While I can’t say I waited patiently for spring to come, I found that same energizing beauty in a most unusual place – in the ideas of researchers and conversations that took place at a recent event held by HA.
Titled “Biomarkers in Hydrocephalus Workshop,” this meeting brought together over 30 of the world’s leading experts in biomarkers which was, for this layperson, like watching the first conclave of scientists, NIH/government officials and industry that was responsible for the “discovery” of the internet. You might be wondering what a biomarker is – I was, too. Simply put, a biomarker is a biologic feature that can be used to measure the presence or progress of disease or the effects of treatment. For instance, can we find a protein or a lipid in CSF fluid that could give us some indication of why hydrocephalus exists? Are there neuroimaging biomarkers that could be identified that will tell us definitively when a shunt is failing?

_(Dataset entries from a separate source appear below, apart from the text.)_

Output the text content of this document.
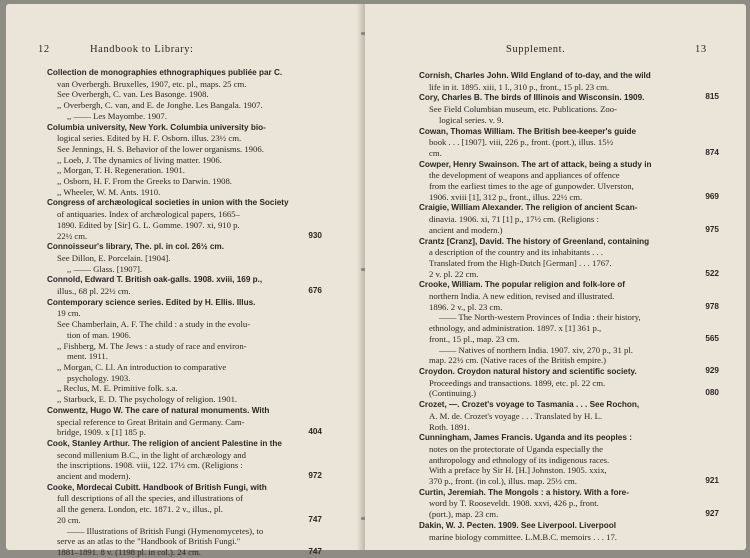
12	Handbook to Library:
Collection de monographies ethnographiques publiée par C.
van Overbergh. Bruxelles, 1907, etc. pl., maps. 25 cm.
See Overbergh, C. van. Les Basonge. 1908.
,, Overbergh, C. van, and E. de Jonghe. Les Bangala. 1907.
,, —— Les Mayombe. 1907.
Columbia university, New York. Columbia university bio-
logical series. Edited by H. F. Osborn. illus. 23½ cm.
See Jennings, H. S. Behavior of the lower organisms. 1906.
,, Loeb, J. The dynamics of living matter. 1906.
,, Morgan, T. H. Regeneration. 1901.
,, Osborn, H. F. From the Greeks to Darwin. 1908.
,, Wheeler, W. M. Ants. 1910.
Congress of archæological societies in union with the Society
of antiquaries. Index of archæological papers, 1665–
1890. Edited by [Sir] G. L. Gomme. 1907. xi, 910 p.
930
22½ cm.
Connoisseur's library, The. pl. in col. 26½ cm.
See Dillon, E. Porcelain. [1904].
,, —— Glass. [1907].
Connold, Edward T. British oak-galls. 1908. xviii, 169 p.,
676
illus., 68 pl. 22½ cm.
Contemporary science series. Edited by H. Ellis. Illus.
19 cm.
See Chamberlain, A. F. The child : a study in the evolu-
tion of man. 1906.
,, Fishberg, M. The Jews : a study of race and environ-
ment. 1911.
,, Morgan, C. Ll. An introduction to comparative
psychology. 1903.
,, Reclus, M. E. Primitive folk. s.a.
,, Starbuck, E. D. The psychology of religion. 1901.
Conwentz, Hugo W. The care of natural monuments. With
special reference to Great Britain and Germany. Cam-
404
bridge, 1909. x [1] 185 p.
Cook, Stanley Arthur. The religion of ancient Palestine in the
second millenium B.C., in the light of archæology and
the inscriptions. 1908. viii, 122. 17½ cm. (Religions :
972
ancient and modern).
Cooke, Mordecai Cubitt. Handbook of British Fungi, with
full descriptions of all the species, and illustrations of
all the genera. London, etc. 1871. 2 v., illus., pl.
747
20 cm.
—— Illustrations of British Fungi (Hymenomycetes), to
serve as an atlas to the "Handbook of British Fungi."
747
1881–1891. 8 v. (1198 pl. in col.). 24 cm.
Supplement.	13
Cornish, Charles John. Wild England of to-day, and the wild
life in it. 1895. xiii, 1 l., 310 p., front., 15 pl. 23 cm.
815
Cory, Charles B. The birds of Illinois and Wisconsin. 1909.
See Field Columbian museum, etc. Publications. Zoo-
logical series. v. 9.
Cowan, Thomas William. The British bee-keeper's guide
book . . . [1907]. viii, 226 p., front. (port.), illus. 15½
874
cm.
Cowper, Henry Swainson. The art of attack, being a study in
the development of weapons and appliances of offence
from the earliest times to the age of gunpowder. Ulverston,
969
1906. xviii [1], 312 p., front., illus. 22½ cm.
Craigie, William Alexander. The religion of ancient Scan-
dinavia. 1906. xi, 71 [1] p., 17½ cm. (Religions :
975
ancient and modern.)
Crantz [Cranz], David. The history of Greenland, containing
a description of the country and its inhabitants . . .
Translated from the High-Dutch [German] . . . 1767.
522
2 v. pl. 22 cm.
Crooke, William. The popular religion and folk-lore of
northern India. A new edition, revised and illustrated.
978
1896. 2 v., pl. 23 cm.
—— The North-western Provinces of India : their history,
ethnology, and administration. 1897. x [1] 361 p.,
565
front., 15 pl., map. 23 cm.
—— Natives of northern India. 1907. xiv, 270 p., 31 pl.
map. 22½ cm. (Native races of the British empire.)
929
Croydon. Croydon natural history and scientific society.
Proceedings and transactions. 1899, etc. pl. 22 cm.
080
(Continuing.)
Crozet, —. Crozet's voyage to Tasmania . . . See Rochon,
A. M. de. Crozet's voyage . . . Translated by H. L.
Roth. 1891.
Cunningham, James Francis. Uganda and its peoples :
notes on the protectorate of Uganda especially the
anthropology and ethnology of its indigenous races.
With a preface by Sir H. [H.] Johnston. 1905. xxix,
921
370 p., front. (in col.), illus. map. 25½ cm.
Curtin, Jeremiah. The Mongols : a history. With a fore-
word by T. Rooseveldt. 1908. xxvi, 426 p., front.
927
(port.), map. 23 cm.
Dakin, W. J. Pecten. 1909. See Liverpool. Liverpool
marine biology committee. L.M.B.C. memoirs . . . 17.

The scientists in attendance freely shared their latest research findings in all populations of hydrocephalus patients – pediatric, transitional and NPH — and their latest thinking on where the next inquiry is most likely to reap new knowledge. They heard from Dr. Jill Morris, Program Director with the National Institute of Neurological Disorders and Stroke (NINDS), who described NIH’s funding mechanisms for hydrocephalus research and some of the latest thinking about evaluation criteria for grant submissions. Participants listened to the “lessons learned” – both good and bad – shared by Dr. Anne Fagan, a world-renowned expert in CSF biomarkers in Alzheimer’s, and Dr. Dan Ory who is well known for his work on biomarkers for Neimann Pick disease. They discussed what kinds of support (organizational and financial) could help them overcome obstacles faced in this line of research. In the words of HA’s Chairwoman Barrett O’Connor, the keys to understanding hydrocephalus in a new way – not just as a “plumbing problem” – lie in this basic science work. And, everyone in the room felt the electricity, the promise, the truly awe-inspiring challenge of discovery that stands before us.
The seeds of exploration were sown in St. Louis at this HA-sponsored workshop. At the risk of carrying the metaphor too far, with careful cultivation and perseverance, one day – hopefully not too far off – this effort will yield a beautiful solution that helps meet the many challenges posed by hydrocephalus.
Special note: I would be horribly remiss if I didn’t publicly thank Dr. David Limbrick, Deanna Mercer and everyone at Washington University in St. Louis for hosting and supporting this important workshop on so many levels – it wouldn’t have been nearly as successful without their commitment to the effort.